O’Neill said he will run again next year despite the vitriol coming from the right.
“I’m looking forward to running again and will run on my record and explain what I did and the decisions I made,” O’Neill said. “The voters will make the determination whether they agree I did a good job or not.”
Key reasons for that vote include giving state workers a pay raise and eliminating their unpaid furloughs as well as raising “bridge funding” to support Western Nevada College.
The process of getting those five bills through, he said, was an interesting lesson in working with people and compromise.
The bills are:
AB377 opens the way to convert the historic Nevada State Prison into a museum, tourist attraction and potentially a movie set. It gives the NSP Preservation Society a say in the prison’s future and creates three different funds to help pay for the project.
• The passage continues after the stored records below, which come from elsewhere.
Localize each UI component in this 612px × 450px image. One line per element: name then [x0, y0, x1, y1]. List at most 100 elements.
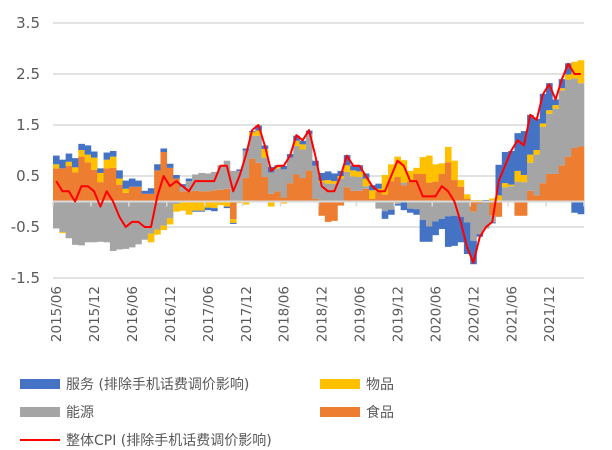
bar-segment	[343, 171, 351, 188]
bar-segment	[299, 149, 307, 179]
bar-segment	[65, 165, 73, 202]
bar-segment	[103, 159, 111, 169]
bar-segment	[508, 186, 515, 202]
legend-line-cpi	[20, 439, 60, 441]
bar-segment	[59, 168, 66, 202]
y-tick-label: 3.5	[16, 14, 40, 32]
bar-segment	[154, 229, 161, 235]
bar-segment	[350, 165, 357, 171]
bar-segment	[236, 170, 243, 202]
bar-segment	[552, 105, 560, 109]
bar-segment	[135, 180, 142, 187]
bar-segment	[501, 187, 509, 202]
bar-segment	[109, 151, 117, 157]
bar-segment	[71, 172, 79, 202]
y-tick-label: 1.5	[16, 116, 40, 134]
bar-segment	[78, 149, 85, 157]
bar-segment	[135, 186, 142, 202]
bar-segment	[425, 155, 433, 183]
bar-segment	[84, 162, 92, 202]
bar-segment	[482, 202, 490, 229]
bar-segment	[337, 201, 345, 206]
bar-segment	[565, 156, 572, 202]
bar-segment	[489, 198, 496, 202]
bar-segment	[274, 168, 281, 192]
bar-segment	[242, 201, 250, 205]
cpi-line	[55, 62, 581, 264]
bar-segment	[242, 178, 250, 202]
bar-segment	[179, 191, 187, 202]
legend-label-food: 食品	[366, 405, 394, 421]
bar-segment	[59, 232, 66, 234]
bar-segment	[122, 180, 130, 189]
bar-segment	[223, 160, 231, 189]
bar-segment	[185, 191, 193, 202]
bar-segment	[400, 160, 408, 183]
bar-segment	[495, 195, 503, 202]
bar-segment	[539, 93, 547, 124]
bar-segment	[84, 145, 92, 155]
bar-segment	[65, 201, 73, 239]
bar-segment	[565, 79, 572, 157]
bar-segment	[204, 173, 212, 192]
bar-segment	[90, 201, 98, 243]
bar-segment	[501, 183, 509, 188]
bar-segment	[84, 201, 92, 243]
bar-segment	[90, 169, 98, 202]
bar-segment	[147, 201, 155, 234]
bar-segment	[527, 114, 534, 155]
bar-segment	[122, 192, 130, 202]
bar-segment	[388, 201, 395, 210]
bar-segment	[109, 201, 117, 251]
bar-segment	[116, 178, 123, 185]
bar-segment	[571, 61, 578, 79]
bar-segment	[128, 201, 136, 248]
bar-segment	[565, 63, 572, 75]
bar-segment	[280, 165, 288, 170]
bar-segment	[407, 181, 414, 202]
bar-segment	[192, 201, 199, 211]
legend-label-energy: 能源	[66, 405, 94, 421]
x-tick-label: 2019/06	[353, 286, 369, 342]
bar-segment	[141, 201, 149, 240]
x-tick-label: 2018/06	[277, 286, 293, 342]
bar-segment	[97, 201, 104, 242]
bar-segment	[527, 190, 534, 202]
bar-segment	[147, 233, 155, 243]
bar-segment	[552, 173, 560, 202]
legend-swatch-goods	[320, 379, 360, 389]
bar-segment	[419, 201, 427, 220]
x-tick-label: 2016/06	[125, 286, 141, 342]
bar-segment	[160, 225, 168, 231]
bar-segment	[204, 201, 212, 208]
bar-segment	[381, 211, 389, 219]
bar-segment	[242, 148, 250, 151]
bar-segment	[166, 201, 174, 219]
legend: 服务 (排除手机话费调价影响) 物品 能源 食品 整体CPI (排除手机话费调价…	[0, 366, 612, 450]
legend-label-cpi: 整体CPI (排除手机话费调价影响)	[66, 433, 272, 449]
bar-segment	[122, 201, 130, 249]
bar-segment	[463, 194, 471, 199]
bar-segment	[65, 161, 73, 166]
bar-segment	[173, 201, 180, 205]
bar-segment	[546, 83, 553, 111]
bar-segment	[255, 162, 262, 202]
bar-segment	[520, 174, 528, 183]
bar-segment	[463, 222, 471, 255]
bar-segment	[173, 178, 180, 202]
bar-segment	[558, 90, 566, 166]
bar-segment	[375, 201, 383, 209]
bar-segment	[217, 201, 224, 206]
bar-segment	[558, 88, 566, 91]
bar-segment	[539, 123, 547, 128]
bar-segment	[211, 201, 218, 209]
bar-segment	[267, 201, 275, 207]
bar-segment	[71, 201, 79, 245]
bar-segment	[413, 167, 420, 174]
bar-segment	[432, 201, 439, 222]
bar-segment	[280, 169, 288, 198]
bar-segment	[331, 173, 338, 182]
bar-segment	[388, 164, 395, 182]
bar-segment	[381, 201, 389, 212]
bar-segment	[274, 191, 281, 202]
O’Neill said it will “have a wonderful effect on the city and the area in general and our economy.” He pointed out that it was also bipartisan, co-sponsored by Las Vegas Democrat Heidi Swank.
AB131 directs the DMV to automatically register eligible men for the Selective Service. He said that is required by law but that Nevada has one of the lowest registration rates in the U.S.
But O’Neill said the consequences of not registering include not being able to get a federal job or qualify for federal student loans. For immigrants, it means never being able to become a citizen.
“The bill says when you get a permit, drive card, identity card, that they will automatically register you,” he said.
AB172 modifies prevailing wage requirements including setting a $250,000 threshold for when prevailing wages are required on a public project. More importantly for the long run, he said, is that it promotes having non-union contractors join the process of determining prevailing wages in different trades. For too long, he said, the unions have pretty much controlled that process, resulting in some very high prevailing wage rates.
AB223 enhances the ability to prosecute those abusing the elderly and vulnerable people. Specifically, he said it adds abandonment to the list of actions defined as abuse by some one legally responsible for a senior or vulnerable person’s care.
AB224 gives criminal investigators access to advanced technologies in identifying and prosecuting suspects. First it allows asking the FBI for information about some one using as few as one fingerprint instead of a full set of prints. For the future, O’Neill said it allows the use of not only fingerprints but other “biometric identifiers” such as palm prints, scars, body marks, tattoos, voice prints, facial images, retina scans and other new technologies. He said Julie Butler of the history repository requested the bill because North Las Vegas was trying to use some of the new technologies but the existing law wouldn’t allow it.
“We worked with the ACLU to make it as acceptable to them as possible,” he said.
While the Republican caucus in the Assembly was often contentious, O’Neill said he thinks members learned that, “at times, hey, we’ve got to give and take.”
“It may be presumptuous of me but I believe I gave the best representation I could to all the constituents in my Assembly District and the state as a whole,” he said.